Saber Hussain, Ph.D., ATS Fellow
Senior Scientist- Nanobiotechnology Group Lead
Molecular Bioeffects Branch,Human Effectiveness Directorate
711 Human Performance Wing
Air Force Research Laboratory (711 HPW/RHDJ)
Wright State University School of Medicine, Pharmacology/Toxicology,
Saber Hussain, Senior Scientist and Nanotoxicology Group Lead, Molecular Bioeffects Division, Wright-Patterson Air Force Base, Ohio. Dr. Hussain began (1987) his scientific career as a toxicology research fellow at the highly regarded Indian Institute of Chemical Technology (IICT) and received his doctorate degree in 1991. Here, his novel exploration of heavy metal biotransfer between different proteins in complex biological environment led to a series of prestigious research fellowships in Italy, Switzerland, and the U.S. Dr. Hussain joined the Air Force Research Laboratory at Wright-Patterson AFB in 1999, where his research interests transitioned into evaluating potential toxicity arising from the physicochemical properties of nanoscale structures.
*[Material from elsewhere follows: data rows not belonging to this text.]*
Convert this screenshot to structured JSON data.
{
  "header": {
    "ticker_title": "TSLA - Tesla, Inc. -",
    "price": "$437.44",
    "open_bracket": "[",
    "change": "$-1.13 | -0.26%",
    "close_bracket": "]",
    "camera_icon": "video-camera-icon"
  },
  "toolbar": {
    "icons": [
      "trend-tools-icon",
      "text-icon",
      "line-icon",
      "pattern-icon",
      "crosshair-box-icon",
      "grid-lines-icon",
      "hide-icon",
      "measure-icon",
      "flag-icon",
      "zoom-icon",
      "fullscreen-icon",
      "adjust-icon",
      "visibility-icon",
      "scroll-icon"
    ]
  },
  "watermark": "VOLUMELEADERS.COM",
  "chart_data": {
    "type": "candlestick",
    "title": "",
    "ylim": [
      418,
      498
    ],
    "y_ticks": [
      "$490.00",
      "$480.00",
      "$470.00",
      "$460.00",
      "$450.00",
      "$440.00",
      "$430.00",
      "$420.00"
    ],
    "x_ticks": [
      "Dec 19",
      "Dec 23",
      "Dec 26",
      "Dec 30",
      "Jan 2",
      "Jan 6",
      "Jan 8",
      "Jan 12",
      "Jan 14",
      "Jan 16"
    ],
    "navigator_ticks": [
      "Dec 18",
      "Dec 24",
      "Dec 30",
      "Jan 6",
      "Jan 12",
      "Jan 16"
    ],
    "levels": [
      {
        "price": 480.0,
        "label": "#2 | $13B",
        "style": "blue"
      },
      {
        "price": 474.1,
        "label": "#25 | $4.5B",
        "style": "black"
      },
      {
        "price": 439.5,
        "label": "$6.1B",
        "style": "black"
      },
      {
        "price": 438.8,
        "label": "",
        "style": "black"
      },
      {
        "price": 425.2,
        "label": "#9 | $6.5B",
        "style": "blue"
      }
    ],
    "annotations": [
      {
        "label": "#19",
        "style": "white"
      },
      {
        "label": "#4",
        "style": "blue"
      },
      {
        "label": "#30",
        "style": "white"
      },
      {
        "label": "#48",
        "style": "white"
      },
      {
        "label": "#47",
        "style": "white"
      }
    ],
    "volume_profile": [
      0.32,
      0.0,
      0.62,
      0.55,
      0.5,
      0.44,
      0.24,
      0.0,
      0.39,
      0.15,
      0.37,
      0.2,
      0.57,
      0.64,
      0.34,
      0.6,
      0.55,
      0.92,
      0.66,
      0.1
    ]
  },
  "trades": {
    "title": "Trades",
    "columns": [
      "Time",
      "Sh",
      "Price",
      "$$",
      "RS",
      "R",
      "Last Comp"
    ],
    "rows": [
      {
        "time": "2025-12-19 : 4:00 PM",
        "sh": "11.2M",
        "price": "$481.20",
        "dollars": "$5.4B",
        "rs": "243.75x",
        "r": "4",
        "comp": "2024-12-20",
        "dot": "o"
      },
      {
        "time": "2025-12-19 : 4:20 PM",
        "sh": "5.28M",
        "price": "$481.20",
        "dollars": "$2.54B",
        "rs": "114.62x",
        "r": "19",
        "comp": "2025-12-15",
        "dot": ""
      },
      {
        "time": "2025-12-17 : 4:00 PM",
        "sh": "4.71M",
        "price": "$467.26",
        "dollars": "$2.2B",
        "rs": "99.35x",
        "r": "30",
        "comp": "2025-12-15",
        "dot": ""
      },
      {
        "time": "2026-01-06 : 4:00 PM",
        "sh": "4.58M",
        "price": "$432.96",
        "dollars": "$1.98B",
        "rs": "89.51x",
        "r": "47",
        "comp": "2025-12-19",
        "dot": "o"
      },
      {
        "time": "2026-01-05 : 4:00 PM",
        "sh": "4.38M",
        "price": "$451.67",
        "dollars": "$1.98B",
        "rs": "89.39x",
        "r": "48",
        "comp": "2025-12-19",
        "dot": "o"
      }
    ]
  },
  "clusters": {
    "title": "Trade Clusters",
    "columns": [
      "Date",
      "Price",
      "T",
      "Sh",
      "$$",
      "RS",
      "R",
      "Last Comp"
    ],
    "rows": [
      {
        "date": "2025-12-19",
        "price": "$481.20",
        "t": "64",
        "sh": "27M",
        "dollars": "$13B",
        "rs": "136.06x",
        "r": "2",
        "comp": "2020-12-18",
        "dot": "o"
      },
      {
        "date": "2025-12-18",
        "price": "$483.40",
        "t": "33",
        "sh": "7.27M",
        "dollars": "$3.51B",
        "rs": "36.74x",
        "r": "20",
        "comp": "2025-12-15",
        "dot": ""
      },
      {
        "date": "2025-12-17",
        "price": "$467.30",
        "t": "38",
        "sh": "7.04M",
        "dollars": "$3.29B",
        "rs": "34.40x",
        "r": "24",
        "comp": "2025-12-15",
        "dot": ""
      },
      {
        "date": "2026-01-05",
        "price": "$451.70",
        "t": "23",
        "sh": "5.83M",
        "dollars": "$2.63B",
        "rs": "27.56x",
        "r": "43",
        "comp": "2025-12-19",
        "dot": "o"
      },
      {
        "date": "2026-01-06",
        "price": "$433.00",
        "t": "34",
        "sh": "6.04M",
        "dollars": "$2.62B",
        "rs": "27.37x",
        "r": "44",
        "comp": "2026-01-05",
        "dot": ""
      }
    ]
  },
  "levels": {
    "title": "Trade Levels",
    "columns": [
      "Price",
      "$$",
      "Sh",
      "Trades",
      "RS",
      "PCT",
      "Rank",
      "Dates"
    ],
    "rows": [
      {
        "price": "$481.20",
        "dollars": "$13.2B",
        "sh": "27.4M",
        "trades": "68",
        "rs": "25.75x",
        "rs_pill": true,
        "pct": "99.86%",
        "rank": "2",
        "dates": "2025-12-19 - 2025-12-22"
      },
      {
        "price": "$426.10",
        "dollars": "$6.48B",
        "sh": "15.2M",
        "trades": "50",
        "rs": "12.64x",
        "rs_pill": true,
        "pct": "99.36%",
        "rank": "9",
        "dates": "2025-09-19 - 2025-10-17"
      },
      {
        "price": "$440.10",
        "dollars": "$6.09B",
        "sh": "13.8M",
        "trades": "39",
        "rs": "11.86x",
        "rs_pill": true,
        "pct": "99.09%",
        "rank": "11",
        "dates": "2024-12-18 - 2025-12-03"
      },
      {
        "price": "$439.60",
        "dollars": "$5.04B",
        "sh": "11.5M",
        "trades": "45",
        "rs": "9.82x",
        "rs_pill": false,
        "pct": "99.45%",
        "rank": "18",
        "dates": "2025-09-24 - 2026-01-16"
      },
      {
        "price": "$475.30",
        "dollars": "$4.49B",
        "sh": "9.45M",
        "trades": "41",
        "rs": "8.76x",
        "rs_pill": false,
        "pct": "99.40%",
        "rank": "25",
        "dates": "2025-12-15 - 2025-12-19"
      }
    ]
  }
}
His research addressing nanomaterial toxicity and its associated environmental/occupational safety and health risks has resulted in author/co-authorship of 100 peer-reviewed publications, 9 book chapters, and 200 technical abstracts.
He is full affiliated Associate Professor at the Pharmacology and Toxicology Department, Wright State University School of Medicine. He is currently an Associate Editor of Toxicological Sciences and serves as an editorial member of several other toxicology journals. He is a Fellow of the Academy of Toxicological Sciences and US Air Force Research Laboratory. He serves as an expert reviewer for several government and private organizations. Dr. Hussain has been the recipient of numerous scientific awards including AstraZeneca Lectureship award and has established a strong collaborative network with over 25 organizations of national and international repute.